Answering a Long-time Call to Africa--Update from an Education Grad

 

UPDATE from Maddy Manden ’10, special education/elementary education graduate:

 

Maddy in Africa“I have found a mission organization to work alongside called International Teams, or ITeams. They are based in Elgin, Illinois, and over the next several months I will be participat­ing in an extensive training process. Currently, God is leading me to East Africa, specifically Rwanda. There are many opportunities to work with children and adults who have disabilities. After training, I will take a short trip to Rwanda to get a better understanding of the needs in the area. Rwanda is where my heart is leading me, and as of now, I will be moving there in the fall of 2011.”

Answering a Long-time Call to Africa

“Only God can tell you why he put Africa on my heart,” said Maddy Manden ’10, a special education/elementary education graduate who completed her student teaching in Ghana, “but since I was 11, I told everyone that I was going to help the children in Africa.”

Before even applying to Trinity, Manden, of Roselle, Illinois, talked with the head of the education department to discuss the feasibility of teaching in Africa and graduating with degrees in both special education and elementary education within four years. She was told she could.

“I knew God had opened the first door for me.”

After her freshman year, Manden began to research various mission organizations that could arrange for her to teach children with special needs in Africa for seven weeks at a school that could also house her. After much networking and prayer, Manden found the Mission Society. In her senior year, she served as an intern for the organization and fulfilled her student teaching requirement for Trinity at the Wa School for the Blind.

Manden’s desire to help others couldn’t wait until senior year, however, and she spent her Trinity years involved in Service Committee, Acting on AIDS, Campus Ministries and many other student organizations focused on service. That work helped prepare her for her final Trinity experience, but Manden knew she needed to do more to prepare herself for teaching the visually impaired.

Manden spoke with teachers at Chicago’s School for the Blind and talked with Trinity’s Dr. Bob Rice, professor of history. “Dr. Rice, who is visually impaired, gave me great ideas about how to work with students, shared what it is like to be blind, and told me what he did for fun when he was a kid.”

With the study help of her sister, Manden taught herself Braille, and she was able to buy books in Braille, as well as a soccer ball with bells in it and various tactile craft supplies, with funds raised by her home church.

“God prepared me very well,” she said. “I also prayed I wouldn’t go into this experience with expectations but with excitement, with a willing servant heart and readiness to learn and grow.”

At the school, Manden taught math to students who ranged in age from 9-20 within the same classes.
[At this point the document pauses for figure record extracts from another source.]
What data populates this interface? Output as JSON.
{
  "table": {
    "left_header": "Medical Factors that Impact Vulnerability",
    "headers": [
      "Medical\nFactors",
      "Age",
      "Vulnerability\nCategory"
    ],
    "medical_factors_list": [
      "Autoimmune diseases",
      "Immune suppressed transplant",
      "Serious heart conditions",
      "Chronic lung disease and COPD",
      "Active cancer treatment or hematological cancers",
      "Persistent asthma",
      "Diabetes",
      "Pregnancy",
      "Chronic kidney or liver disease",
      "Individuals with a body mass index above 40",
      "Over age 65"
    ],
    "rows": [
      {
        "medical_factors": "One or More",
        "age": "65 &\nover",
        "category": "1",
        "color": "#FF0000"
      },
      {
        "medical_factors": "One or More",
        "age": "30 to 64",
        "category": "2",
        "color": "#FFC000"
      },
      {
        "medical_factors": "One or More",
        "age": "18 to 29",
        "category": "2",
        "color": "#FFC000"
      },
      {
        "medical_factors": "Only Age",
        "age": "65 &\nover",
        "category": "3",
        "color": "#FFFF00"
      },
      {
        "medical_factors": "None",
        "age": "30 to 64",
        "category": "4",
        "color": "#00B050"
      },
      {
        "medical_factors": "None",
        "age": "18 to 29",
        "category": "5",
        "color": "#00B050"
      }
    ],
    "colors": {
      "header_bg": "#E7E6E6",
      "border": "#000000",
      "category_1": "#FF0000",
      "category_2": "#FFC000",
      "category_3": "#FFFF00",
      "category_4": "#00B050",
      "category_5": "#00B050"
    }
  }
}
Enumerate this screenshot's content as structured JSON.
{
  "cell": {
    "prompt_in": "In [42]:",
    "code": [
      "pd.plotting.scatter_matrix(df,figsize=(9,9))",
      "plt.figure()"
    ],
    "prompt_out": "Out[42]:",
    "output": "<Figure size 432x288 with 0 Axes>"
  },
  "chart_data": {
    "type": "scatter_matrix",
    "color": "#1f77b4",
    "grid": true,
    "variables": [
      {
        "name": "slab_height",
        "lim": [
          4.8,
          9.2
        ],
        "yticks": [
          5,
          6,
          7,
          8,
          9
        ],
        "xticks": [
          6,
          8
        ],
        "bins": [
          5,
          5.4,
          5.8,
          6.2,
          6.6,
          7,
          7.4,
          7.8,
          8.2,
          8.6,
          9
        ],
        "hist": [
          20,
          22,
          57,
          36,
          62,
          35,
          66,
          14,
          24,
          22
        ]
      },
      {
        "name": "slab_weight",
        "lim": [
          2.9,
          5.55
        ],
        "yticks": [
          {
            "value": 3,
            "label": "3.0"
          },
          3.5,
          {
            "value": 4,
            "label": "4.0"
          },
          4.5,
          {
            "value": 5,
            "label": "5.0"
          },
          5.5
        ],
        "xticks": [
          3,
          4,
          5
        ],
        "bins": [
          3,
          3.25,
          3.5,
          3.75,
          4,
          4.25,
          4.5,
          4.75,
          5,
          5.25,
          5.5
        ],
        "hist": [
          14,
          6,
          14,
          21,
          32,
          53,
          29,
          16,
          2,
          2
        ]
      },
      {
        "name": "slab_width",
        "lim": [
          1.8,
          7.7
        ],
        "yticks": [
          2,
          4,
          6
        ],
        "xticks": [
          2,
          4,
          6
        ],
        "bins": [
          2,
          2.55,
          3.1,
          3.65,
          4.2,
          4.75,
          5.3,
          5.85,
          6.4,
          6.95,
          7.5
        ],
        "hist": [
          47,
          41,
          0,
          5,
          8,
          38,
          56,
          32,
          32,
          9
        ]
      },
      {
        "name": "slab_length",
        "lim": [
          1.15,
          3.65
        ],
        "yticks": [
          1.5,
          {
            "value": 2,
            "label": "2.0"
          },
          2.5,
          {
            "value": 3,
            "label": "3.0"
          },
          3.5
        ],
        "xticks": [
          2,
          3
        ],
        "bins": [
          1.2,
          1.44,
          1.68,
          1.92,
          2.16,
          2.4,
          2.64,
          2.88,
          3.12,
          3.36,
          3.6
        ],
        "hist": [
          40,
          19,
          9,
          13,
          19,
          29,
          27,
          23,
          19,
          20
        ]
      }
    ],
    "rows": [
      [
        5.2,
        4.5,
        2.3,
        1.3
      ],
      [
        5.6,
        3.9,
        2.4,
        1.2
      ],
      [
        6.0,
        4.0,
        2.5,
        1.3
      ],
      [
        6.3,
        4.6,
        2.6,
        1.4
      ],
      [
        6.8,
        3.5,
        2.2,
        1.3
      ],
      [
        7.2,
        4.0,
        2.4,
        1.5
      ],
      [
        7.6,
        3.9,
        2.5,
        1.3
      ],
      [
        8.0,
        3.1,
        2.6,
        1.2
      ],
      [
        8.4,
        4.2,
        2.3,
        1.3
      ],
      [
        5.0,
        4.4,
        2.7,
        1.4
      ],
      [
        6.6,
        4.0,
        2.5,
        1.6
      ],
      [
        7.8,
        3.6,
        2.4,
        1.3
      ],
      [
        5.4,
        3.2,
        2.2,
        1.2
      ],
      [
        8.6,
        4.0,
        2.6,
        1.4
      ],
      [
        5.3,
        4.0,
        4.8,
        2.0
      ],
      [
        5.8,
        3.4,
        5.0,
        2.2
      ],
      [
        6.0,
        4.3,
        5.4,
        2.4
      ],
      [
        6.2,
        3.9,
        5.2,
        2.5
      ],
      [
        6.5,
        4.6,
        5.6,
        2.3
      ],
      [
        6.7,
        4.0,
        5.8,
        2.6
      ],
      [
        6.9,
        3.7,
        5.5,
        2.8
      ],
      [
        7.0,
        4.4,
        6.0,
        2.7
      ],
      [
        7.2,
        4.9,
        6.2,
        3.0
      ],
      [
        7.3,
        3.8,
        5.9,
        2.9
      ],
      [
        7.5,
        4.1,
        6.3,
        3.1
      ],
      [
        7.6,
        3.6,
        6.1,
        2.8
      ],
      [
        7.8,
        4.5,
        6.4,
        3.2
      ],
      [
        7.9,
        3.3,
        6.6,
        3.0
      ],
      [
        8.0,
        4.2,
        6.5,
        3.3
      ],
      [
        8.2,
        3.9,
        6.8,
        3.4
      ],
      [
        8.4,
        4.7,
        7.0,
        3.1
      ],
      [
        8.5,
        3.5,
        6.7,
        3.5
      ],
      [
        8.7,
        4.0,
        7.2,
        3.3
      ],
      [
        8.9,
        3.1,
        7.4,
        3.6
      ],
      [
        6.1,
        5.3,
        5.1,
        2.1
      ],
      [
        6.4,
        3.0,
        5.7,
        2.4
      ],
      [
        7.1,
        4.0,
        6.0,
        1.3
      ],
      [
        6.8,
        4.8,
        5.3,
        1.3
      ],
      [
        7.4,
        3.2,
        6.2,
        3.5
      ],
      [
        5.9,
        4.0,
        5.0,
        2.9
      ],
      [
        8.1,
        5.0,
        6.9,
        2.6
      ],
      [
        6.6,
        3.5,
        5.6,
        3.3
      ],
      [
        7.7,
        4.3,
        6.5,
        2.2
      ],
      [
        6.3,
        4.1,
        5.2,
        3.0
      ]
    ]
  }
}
Students in the more advanced classes were eager to explore the world outside of the school, so Manden arranged for field trips to a woodshop, the outdoor market, and a local radio station where the class was given 20 minutes of air time to present a program they wrote with the theme Disability is not Inability.

As she worked in Ghana and learned more about the culture, herself, and God, she felt confirmation in her calling. “After wanting to go to Africa for 10 years, I began to question myself,” said Manden. “Was it God calling me or was it just my own desire?”

That question was answered each day as Manden served her students. “I have realized that throughout my life God was preparing me to rely on him while I am in Africa,” she said. “Every day, every hour, every minute, I prayed to God for everything. Safety, health, help with knowing what to teach, what Bible story to share, that the electricity wouldn’t go out, that the well would stay filled with water, and praying that I would be a light for Jesus.”